According to the Post’s Peter Kuitenbrouwer:
A little more than three weeks after the election, on Nov. 19, Rob Prichard, the chairman of Metrolinx, the provincial transit authority, and Bruce McCuaig, Metrolinx CEO, met on the 16th Floor of City Hall’s west tower with four members of Mr. Ford’s transition team: Nick Kouvalis, Mr. Ford’s chief of staff; Mark Towhey, his director of policy; and former city councillors Gordon Chong and Case Ootes.
Metrolinx sought the Ford team’s blessing for the light-rail plan, but got nowhere.
“There was no sense of backing off,” said a source. “They are pretty keen on a subway.”
If the Post is right, it looks like naming Karen Stintz to the post of TTC chief wasn’t actually a peace offering to the Transit City crowd after all. We can hear the sound of hopes being dashed all over the downtown core.
Of course, there’s any number of problems with the Ford plan: it will cost a ton of money, possibly hundreds of millions of dollars in cancellation fees (that ought to be a problem for the “respect for taxpayers” mayor). Then there’s the fact that Dalton McGuinty is basically saying that there’s no way Toronto is getting the extra money for a Scarborough subway. Finally, the lesson of the state of New Jersey is worth following here: since Chris Christie cancelled a much-needed transit rail project, it isn’t just that the state gave up federal money it had coming to it—the feds also want their money back.

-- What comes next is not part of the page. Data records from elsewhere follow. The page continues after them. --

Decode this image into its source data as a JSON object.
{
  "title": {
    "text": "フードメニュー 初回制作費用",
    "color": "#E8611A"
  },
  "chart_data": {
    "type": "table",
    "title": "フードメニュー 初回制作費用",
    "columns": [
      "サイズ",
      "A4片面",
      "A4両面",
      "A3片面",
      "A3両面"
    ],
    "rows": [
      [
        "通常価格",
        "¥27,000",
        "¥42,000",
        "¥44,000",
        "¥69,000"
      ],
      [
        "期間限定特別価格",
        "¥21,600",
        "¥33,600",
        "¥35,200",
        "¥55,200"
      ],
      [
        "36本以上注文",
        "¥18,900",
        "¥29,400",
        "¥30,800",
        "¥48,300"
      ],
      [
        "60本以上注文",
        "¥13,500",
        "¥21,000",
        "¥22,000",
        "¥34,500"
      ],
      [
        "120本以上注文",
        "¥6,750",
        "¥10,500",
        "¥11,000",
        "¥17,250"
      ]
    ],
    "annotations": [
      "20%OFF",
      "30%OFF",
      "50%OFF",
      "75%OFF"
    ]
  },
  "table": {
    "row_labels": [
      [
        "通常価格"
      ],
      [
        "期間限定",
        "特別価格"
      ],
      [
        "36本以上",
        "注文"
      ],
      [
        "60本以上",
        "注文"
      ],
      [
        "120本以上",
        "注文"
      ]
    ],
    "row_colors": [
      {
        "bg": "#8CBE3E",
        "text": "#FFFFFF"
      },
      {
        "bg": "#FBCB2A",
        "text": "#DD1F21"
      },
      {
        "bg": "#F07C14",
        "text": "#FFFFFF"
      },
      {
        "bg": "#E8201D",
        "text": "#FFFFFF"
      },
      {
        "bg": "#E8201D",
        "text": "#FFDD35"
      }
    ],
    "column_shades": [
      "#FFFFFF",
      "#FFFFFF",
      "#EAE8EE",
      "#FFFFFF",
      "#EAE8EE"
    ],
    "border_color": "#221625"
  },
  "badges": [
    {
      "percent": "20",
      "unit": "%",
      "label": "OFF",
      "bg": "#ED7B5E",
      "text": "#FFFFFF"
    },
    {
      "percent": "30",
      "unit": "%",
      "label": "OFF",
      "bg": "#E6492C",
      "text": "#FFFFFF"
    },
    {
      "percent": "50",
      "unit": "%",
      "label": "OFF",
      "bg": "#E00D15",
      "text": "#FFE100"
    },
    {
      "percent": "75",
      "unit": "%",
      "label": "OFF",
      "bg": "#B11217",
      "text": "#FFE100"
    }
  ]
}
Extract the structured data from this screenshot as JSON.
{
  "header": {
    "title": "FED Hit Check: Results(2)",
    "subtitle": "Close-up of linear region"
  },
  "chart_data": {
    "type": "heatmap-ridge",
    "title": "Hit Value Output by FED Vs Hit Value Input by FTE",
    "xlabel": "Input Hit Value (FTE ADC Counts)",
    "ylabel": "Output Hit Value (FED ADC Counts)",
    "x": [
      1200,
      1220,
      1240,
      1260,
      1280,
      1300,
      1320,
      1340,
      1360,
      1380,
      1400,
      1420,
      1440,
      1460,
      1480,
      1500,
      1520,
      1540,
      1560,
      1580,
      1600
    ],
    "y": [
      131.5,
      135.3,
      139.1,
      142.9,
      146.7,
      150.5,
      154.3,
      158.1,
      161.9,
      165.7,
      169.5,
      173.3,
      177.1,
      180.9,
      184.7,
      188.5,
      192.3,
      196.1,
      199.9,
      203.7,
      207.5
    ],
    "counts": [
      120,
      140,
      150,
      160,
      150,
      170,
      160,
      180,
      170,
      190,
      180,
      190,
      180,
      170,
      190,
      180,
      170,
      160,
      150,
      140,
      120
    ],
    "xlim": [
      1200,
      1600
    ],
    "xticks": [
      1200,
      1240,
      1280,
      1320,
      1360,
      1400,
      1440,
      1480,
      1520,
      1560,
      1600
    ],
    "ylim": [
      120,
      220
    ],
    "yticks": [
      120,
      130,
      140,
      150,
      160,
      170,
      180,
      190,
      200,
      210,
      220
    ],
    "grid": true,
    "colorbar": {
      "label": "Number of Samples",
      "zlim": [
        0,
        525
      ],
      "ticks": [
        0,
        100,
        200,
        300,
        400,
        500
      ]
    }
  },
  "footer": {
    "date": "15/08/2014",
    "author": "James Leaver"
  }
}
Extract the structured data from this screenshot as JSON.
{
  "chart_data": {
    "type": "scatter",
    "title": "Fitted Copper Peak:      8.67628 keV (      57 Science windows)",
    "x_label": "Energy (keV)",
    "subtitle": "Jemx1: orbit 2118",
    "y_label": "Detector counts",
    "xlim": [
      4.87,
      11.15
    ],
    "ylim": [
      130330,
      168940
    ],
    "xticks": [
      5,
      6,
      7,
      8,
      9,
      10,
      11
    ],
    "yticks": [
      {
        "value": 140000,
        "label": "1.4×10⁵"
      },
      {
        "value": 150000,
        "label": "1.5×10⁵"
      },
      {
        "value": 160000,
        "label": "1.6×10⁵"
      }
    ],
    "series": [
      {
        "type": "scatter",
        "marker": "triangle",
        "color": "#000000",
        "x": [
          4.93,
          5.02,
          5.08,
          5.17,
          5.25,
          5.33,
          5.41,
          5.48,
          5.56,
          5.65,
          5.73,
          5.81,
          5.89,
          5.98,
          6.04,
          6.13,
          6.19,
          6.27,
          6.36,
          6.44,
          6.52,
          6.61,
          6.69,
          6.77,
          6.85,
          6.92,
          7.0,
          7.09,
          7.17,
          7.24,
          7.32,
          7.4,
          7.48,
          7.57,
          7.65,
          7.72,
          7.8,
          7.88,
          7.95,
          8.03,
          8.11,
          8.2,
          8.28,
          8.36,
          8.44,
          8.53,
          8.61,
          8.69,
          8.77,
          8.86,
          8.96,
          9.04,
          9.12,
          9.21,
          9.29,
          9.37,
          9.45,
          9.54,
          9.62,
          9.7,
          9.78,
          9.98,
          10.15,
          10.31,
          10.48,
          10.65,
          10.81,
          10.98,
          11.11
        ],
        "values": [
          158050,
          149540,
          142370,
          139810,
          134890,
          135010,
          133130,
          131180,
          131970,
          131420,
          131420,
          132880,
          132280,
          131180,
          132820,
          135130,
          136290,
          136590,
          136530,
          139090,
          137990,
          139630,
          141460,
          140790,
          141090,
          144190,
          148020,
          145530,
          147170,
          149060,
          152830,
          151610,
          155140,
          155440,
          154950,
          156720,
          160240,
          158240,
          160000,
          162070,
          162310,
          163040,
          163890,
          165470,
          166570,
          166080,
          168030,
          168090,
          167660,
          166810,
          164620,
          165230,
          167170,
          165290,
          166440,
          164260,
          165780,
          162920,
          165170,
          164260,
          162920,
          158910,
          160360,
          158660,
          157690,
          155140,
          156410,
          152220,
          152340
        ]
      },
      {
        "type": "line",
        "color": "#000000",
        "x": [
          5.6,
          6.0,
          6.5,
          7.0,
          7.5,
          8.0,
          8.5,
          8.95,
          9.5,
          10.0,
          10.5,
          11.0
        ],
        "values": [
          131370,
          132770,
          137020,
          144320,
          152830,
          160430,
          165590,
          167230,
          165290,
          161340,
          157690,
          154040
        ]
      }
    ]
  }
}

The province is already making similar noises, saying that on top of whatever fees Toronto would pay to firms like Bombardier, the province would demand the city pay back the money it’s already spent on Transit City. Kuitenbrouwer quotes a provincial source all but putting a gun on the table: “If we spent $140 million on Transit City, the province isn’t going to eat that… The province is going to want to get paid back.” If Ford wants to put nearly a billion dollars on the line out of spite for David Miller’s legacy, he’d better come up with a better argument for it—and fast.